Let $a_1,a_2,\ldots,a_{11}$ and $b_1,b_2,\ldots,b_{11}$ be 2 permutations of $1,2,\ldots,11$. Show that atleast 2 of $a_1b_1,a_2b_2,\ldots,a_{11}b_{11}$ will have same remainder $\mod 11$
My attempt:
When $11=a_i=b_j [i\ne j]$, then it is obvious. When $11=a_i=b_i$, then $a_ib_i$ can be excluded from the list as no other number leaves 0 remainder. So, we have a permuation of $1,2,\ldots,10$. Now, we have to prove the given statement, which I cannot do any further. Please help.

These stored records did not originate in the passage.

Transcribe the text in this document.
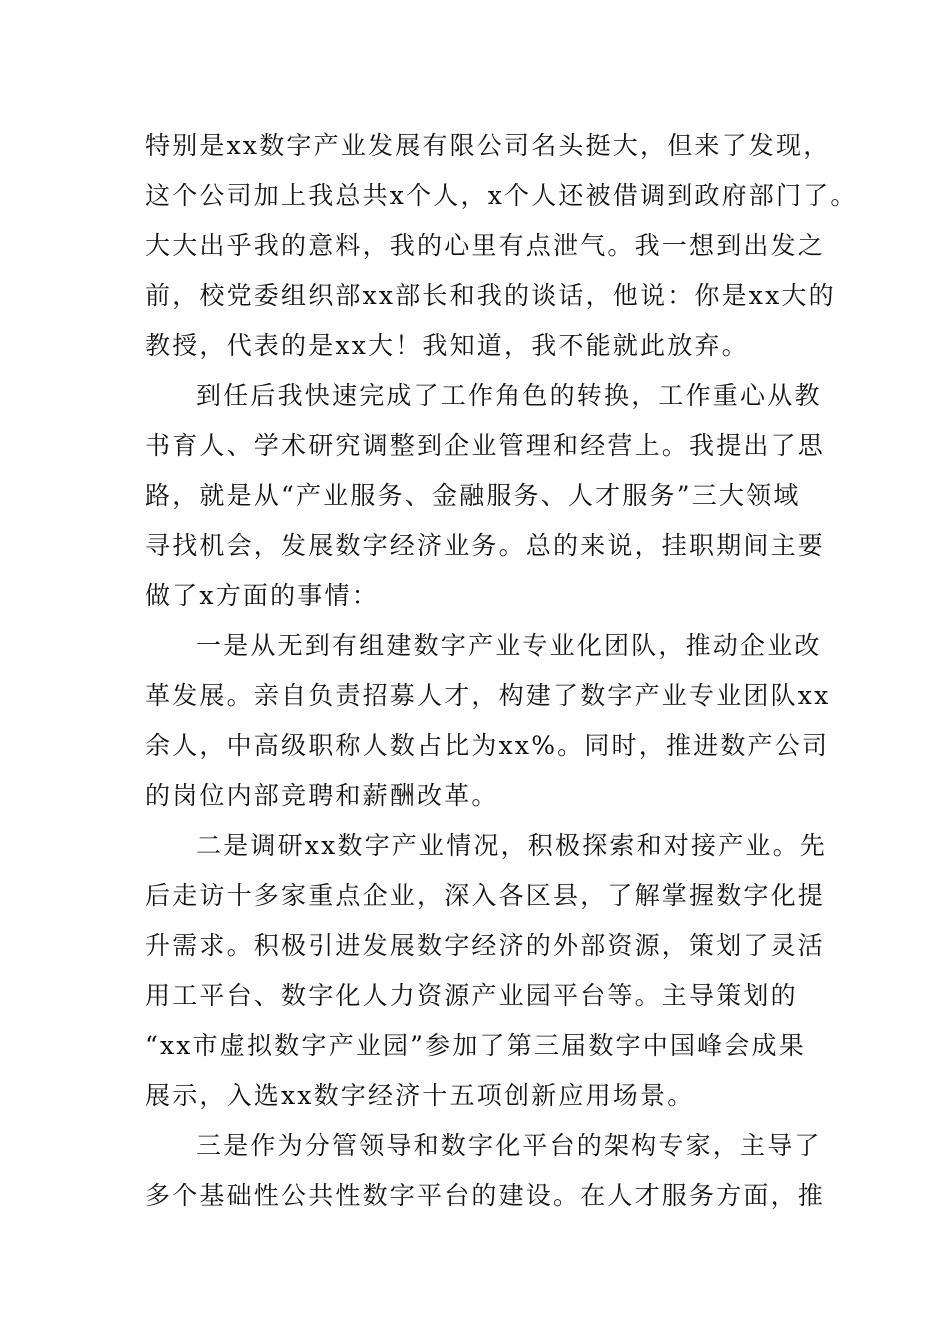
特别是xx数字产业发展有限公司名头挺大，但来了发现，
这个公司加上我总共x个人，x个人还被借调到政府部门了。
大大出乎我的意料，我的心里有点泄气。我一想到出发之
前，校党委组织部xx部长和我的谈话，他说：你是xx大的
教授，代表的是xx大！我知道，我不能就此放弃。
到任后我快速完成了工作角色的转换，工作重心从教
书育人、学术研究调整到企业管理和经营上。我提出了思
路，就是从“产业服务、金融服务、人才服务”三大领域
寻找机会，发展数字经济业务。总的来说，挂职期间主要
做了x方面的事情：
一是从无到有组建数字产业专业化团队，推动企业改
革发展。亲自负责招募人才，构建了数字产业专业团队xx
余人，中高级职称人数占比为xx%。同时，推进数产公司
的岗位内部竞聘和薪酬改革。
二是调研xx数字产业情况，积极探索和对接产业。先
后走访十多家重点企业，深入各区县，了解掌握数字化提
升需求。积极引进发展数字经济的外部资源，策划了灵活
用工平台、数字化人力资源产业园平台等。主导策划的
“xx市虚拟数字产业园”参加了第三届数字中国峰会成果
展示，入选xx数字经济十五项创新应用场景。
三是作为分管领导和数字化平台的架构专家，主导了
多个基础性公共性数字平台的建设。在人才服务方面，推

Thank you.
On
We complete your proof: Without loss of generality let $a_{11}=b_{11}=11$. Now assume that $a_ib_i\ne a_jb_j\pmod{11}$ for all $i\ne j$ then $a_ib_i$ gives all values from $1$ to $10$ modulo $11$ hence by the Wilson's theorem we get
$$\prod_{i=1}^{10}a_ib_i=(10!)^2\equiv(-1)^2=1\equiv10!\equiv -1\pmod{11}$$ which is a contradiction.
Suppose it is not true and let's $a_1,\ldots,a_{10}$ and $b_1,\ldots,b_{10}$ are permutations of $1,\ldots,10$. We have $$ a_1b_1=c_1(mod11) $$ $$ ... $$ $$ a_{10}b_{10}=c_{10}(mod11), $$ where $c_1,\ldots,c_{10}$ is also permutation of $1,\ldots,10$. By multiplying all these equations together we get $$10!(10!-1)=0(mod11),$$ which is contradiction.